While Brown has focused on climate change during his final term, he will also be remembered for bringing the state back from the brink of financial disaster. California had the lowest rated credit among the 50 states starting in early 2009 and it continued into 2010.
“When I took office way back in 2011, California was facing a real financial mess — a deficit of $27 billion,” Brown said earlier this year when he signed his last annual state budget, a $201 billion plan with a projected $9 billion surplus.
To restore the state’s fiscal footing, Brown made cuts to programs and services. He slashed his own office staff by 25 percent, and pushed for voters to approve a mix of sales and state income tax extensions.
“He made some very tough decisions to bring California from the precipice of fiscal demise,” said former LA County Supervisor Zev Yaroslavsky, director of the Los Angeles Initiative at the UCLA Luskin School of Public Affairs. “The last four years were maybe a little easier because the economy did finally turn around and he was able to build the state back up.”
Statewide unemployment topped 12 percent when Brown was elected to his third term in 2010. As the outgoing governor leaves office, the jobless rate in November 2018 stood at 4.1 percent, unchanged from the prior month.
Among the industries showing the biggest change in hiring in the past year are professional and business services, construction as well as information sector, which is top heavy with entertainment jobs along with telecommunications and tech-oriented jobs in Internet search and social media firms.
The state’s job growth rate has consistently outpaced the nation’s rate since early 2012, on a year-over-year basis.

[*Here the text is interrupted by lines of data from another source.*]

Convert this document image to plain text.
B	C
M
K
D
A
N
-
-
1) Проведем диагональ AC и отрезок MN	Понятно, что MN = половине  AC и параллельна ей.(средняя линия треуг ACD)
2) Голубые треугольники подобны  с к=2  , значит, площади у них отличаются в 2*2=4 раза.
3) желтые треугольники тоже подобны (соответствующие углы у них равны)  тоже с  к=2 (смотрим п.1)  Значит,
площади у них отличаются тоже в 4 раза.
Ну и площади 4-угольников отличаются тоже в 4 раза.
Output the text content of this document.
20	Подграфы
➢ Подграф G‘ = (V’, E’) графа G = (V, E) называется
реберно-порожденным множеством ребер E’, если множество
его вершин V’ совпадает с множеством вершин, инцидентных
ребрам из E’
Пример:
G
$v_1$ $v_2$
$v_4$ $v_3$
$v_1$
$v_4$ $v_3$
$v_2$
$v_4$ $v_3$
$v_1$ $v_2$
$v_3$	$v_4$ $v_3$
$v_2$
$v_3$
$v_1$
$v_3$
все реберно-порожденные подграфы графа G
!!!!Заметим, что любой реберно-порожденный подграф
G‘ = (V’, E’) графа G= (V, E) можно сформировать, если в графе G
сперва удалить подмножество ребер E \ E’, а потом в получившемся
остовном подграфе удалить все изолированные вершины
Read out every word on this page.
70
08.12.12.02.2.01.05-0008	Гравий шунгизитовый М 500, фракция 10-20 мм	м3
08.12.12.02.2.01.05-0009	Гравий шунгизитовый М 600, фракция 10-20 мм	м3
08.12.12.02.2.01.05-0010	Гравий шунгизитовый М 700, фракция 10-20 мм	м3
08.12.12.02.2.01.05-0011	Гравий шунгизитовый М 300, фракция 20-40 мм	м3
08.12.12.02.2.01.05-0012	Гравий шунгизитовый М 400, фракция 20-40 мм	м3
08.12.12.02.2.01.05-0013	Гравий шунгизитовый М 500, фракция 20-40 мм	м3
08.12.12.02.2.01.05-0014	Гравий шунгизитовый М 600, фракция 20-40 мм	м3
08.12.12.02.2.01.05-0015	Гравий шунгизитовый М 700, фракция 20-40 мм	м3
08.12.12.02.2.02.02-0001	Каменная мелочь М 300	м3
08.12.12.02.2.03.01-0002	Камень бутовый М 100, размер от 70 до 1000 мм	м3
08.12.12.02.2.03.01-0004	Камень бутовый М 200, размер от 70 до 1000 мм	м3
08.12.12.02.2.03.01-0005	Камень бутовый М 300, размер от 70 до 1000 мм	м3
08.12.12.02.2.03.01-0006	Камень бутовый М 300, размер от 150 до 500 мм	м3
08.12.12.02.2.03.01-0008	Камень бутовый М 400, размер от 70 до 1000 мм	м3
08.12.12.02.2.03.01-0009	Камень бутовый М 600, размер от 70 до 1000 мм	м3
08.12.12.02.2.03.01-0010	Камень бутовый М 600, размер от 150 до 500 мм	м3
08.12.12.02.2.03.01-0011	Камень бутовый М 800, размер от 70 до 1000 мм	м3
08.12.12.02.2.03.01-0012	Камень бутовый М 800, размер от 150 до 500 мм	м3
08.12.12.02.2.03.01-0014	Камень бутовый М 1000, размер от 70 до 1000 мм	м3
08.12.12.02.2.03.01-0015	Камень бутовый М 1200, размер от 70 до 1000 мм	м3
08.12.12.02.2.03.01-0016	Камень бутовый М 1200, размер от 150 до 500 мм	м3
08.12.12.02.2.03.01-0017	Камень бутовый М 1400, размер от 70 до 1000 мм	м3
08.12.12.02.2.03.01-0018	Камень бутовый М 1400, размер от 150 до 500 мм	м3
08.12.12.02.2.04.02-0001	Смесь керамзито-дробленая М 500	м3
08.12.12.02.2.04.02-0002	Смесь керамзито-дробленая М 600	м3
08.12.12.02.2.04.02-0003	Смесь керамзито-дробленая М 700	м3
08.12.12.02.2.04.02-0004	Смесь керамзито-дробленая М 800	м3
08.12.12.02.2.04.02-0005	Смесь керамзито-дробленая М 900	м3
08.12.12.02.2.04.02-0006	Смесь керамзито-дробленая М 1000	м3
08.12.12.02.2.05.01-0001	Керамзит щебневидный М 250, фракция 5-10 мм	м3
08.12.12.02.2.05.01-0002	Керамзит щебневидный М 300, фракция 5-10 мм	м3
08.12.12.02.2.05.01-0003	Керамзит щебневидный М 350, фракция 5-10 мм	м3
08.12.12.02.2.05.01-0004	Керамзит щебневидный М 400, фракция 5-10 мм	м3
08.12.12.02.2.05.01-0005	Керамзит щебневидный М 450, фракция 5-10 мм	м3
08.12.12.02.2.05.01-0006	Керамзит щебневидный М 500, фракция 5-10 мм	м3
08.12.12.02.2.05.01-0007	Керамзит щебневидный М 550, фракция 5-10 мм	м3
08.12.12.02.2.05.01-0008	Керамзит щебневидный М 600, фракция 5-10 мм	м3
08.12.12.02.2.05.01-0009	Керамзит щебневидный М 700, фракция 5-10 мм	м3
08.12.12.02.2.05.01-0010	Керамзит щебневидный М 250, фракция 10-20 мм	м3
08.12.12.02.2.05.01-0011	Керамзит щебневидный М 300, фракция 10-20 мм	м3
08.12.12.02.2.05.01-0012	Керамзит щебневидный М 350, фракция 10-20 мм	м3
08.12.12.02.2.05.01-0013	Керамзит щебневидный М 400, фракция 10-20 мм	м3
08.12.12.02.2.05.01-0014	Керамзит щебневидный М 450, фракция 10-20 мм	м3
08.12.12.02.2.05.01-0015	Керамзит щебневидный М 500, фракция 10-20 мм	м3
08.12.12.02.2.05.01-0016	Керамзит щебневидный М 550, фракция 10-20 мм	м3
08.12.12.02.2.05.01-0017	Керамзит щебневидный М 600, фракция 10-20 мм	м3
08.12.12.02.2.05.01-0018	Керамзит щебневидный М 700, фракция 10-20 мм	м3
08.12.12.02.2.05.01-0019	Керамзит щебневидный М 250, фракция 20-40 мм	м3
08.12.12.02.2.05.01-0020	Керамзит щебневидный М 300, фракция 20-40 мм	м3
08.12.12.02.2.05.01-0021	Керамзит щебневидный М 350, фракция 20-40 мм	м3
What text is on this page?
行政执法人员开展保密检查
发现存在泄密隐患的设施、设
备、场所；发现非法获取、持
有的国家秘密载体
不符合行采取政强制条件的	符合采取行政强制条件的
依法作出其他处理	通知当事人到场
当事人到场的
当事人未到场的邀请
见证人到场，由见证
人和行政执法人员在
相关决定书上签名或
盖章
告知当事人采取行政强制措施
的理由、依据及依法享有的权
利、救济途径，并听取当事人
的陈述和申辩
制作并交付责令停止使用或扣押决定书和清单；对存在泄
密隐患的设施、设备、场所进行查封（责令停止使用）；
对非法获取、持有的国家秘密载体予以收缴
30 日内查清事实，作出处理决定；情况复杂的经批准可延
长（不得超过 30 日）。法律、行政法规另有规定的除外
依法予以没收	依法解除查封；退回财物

Brown leaves as California is forecast to have about $14 billion in the state’s rainy day fund for the next economic downturn, as well as billions more in surplus. Yet that reserve fund may not be enough in the next recession.
According to a state report released in March, “a moderate recession, like the dot-com bust, could lead to a $40 billion budget problem. A more mild recession might result in a $20 billion budget problem.”
In recent years, Brown has emphasized the need for the state to sock away money for the rainy day fund even as some legislators applied pressure to spend the budget surpluses.
A recession could happen under the watch of the incoming governor, who also will have to deal with the state’s highly volatile revenue system. The top 1 percent of income tax earners in California generate almost half of the personal income taxes in the state.
Meantime, Newsom will take the reins of state government next month when California is enjoying a booming economy, but there are signs of job growth cooling and fallout from the Trump’s trade war has hit several major industries in the state, from agriculture and electric cars to steel and aluminum. Newsom ran a campaign focused on ambitious plans for everything from single-payer health care and affordable housing to childhood poverty.
It still remains to be seen whether Newsom pushes for a major increase in spending when he’s governor to pay for some of his ambitious agenda. He also faces a Democratic-controlled state Legislature that appears more willing to spend.
About 100 bills with more than $40 billion in new spending were proposed in the first 24 hours of the new state’s legislative session, according to the Sacramento Bee. The Democrats have a two-thirds supermajority in both houses of the state Legislature so they have the power to pass new taxes or overrule a governor’s veto.
“We’re nearing the longest recovery in modern history, and as Issac Newton observed: What goes up must come down,” Brown said in May during a press event on his revised budget. “This is a time to save for our future, not to make pricey promises we can’t keep. I said it before and I’ll say it again: Let’s not blow it now.”